Most of what we have in place right now is at the level of type-checking and other expression-correctness checks (we're intentionally more strict about a number of things than JavaScript).

But given the nature of the rules we can do a lot of cooler analysis, like detect redundant or conflicting rules. We should also be able to do interesting analysis for the developer like answer questions like "What parts of my Firebase data can an unauthenticated client read or write?", "What parts can a user authenticated as 'joe' read or write?"

This sort of analysis should help developers reason about their rules and verify their correctness. Honestly, I'm pretty excited about the possibilities. :-)


It did seem a bit odd/counter to best-practices that the validation code would be wrapped in a string.


Yeah. That bugs us too. :-) We might support a non-JSON format for easier authoring at some point, but we thought JSON was the right starting point since people are familiar with it and it has a lot of good tooling and interoperability advantages.


How does this compare to security offerings from other BaaS providers like Kinvey, Parse, etc?


The key difference is that we are a real-time backend.
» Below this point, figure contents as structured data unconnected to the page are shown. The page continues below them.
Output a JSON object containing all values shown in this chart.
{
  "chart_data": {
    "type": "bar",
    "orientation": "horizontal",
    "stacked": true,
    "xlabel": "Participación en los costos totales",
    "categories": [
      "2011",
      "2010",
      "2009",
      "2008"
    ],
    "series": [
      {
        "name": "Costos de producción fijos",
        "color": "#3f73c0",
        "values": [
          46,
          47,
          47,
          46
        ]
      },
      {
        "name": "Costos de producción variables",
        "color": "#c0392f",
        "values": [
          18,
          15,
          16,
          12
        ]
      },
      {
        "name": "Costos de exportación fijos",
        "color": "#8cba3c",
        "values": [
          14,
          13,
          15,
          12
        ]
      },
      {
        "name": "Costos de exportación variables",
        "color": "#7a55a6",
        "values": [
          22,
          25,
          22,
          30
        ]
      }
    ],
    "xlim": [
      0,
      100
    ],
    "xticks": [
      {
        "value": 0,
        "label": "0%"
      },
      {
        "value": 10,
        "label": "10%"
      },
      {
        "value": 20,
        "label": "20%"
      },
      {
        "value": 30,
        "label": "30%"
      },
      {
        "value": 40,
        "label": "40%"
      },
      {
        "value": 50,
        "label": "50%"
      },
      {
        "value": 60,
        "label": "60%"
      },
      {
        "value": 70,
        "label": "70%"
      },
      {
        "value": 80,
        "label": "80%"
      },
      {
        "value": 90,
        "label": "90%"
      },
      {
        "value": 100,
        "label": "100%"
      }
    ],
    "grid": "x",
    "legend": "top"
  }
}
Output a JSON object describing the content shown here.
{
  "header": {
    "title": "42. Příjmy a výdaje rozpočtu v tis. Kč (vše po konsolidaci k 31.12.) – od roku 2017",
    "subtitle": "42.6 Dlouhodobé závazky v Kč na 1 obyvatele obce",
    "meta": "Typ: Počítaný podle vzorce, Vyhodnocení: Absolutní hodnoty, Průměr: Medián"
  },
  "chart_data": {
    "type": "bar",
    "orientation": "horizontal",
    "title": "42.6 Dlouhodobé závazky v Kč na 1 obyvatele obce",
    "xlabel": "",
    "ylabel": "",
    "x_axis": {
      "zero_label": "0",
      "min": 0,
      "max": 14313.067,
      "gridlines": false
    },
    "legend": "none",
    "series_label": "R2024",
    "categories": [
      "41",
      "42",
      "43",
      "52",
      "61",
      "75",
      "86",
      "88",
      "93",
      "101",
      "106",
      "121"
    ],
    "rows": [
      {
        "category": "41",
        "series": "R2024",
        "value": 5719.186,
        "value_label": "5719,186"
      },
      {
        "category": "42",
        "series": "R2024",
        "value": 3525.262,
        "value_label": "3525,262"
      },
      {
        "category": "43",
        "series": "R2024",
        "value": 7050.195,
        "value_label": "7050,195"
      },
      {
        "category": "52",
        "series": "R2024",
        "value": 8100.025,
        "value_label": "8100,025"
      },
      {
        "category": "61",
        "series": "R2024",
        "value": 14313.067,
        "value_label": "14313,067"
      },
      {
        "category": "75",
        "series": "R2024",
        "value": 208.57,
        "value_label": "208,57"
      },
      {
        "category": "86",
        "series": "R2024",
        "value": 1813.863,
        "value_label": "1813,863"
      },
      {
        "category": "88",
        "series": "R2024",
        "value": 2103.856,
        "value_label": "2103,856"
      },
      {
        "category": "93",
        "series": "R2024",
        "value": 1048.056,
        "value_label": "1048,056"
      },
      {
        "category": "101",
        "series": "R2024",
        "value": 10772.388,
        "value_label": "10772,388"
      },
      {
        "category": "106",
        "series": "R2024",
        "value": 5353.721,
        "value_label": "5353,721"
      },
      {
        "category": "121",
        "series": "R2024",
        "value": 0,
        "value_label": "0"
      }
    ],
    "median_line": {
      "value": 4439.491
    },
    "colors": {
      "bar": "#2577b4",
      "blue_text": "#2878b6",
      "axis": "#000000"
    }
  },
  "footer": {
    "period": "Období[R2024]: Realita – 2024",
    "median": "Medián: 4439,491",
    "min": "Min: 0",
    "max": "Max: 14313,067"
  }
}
We push data changes down to clients when things change and trigger callbacks so the apps can remain responsive. Parse, Kinvey, etc are based on a request / response model. I know some of them can do mobile push notifications, but those aren't really analogous and are a separate service from their data service.

We're real-time, all the time.

We're also focused on the data layer of your app, and on the web, rather than being a mobile-focused company.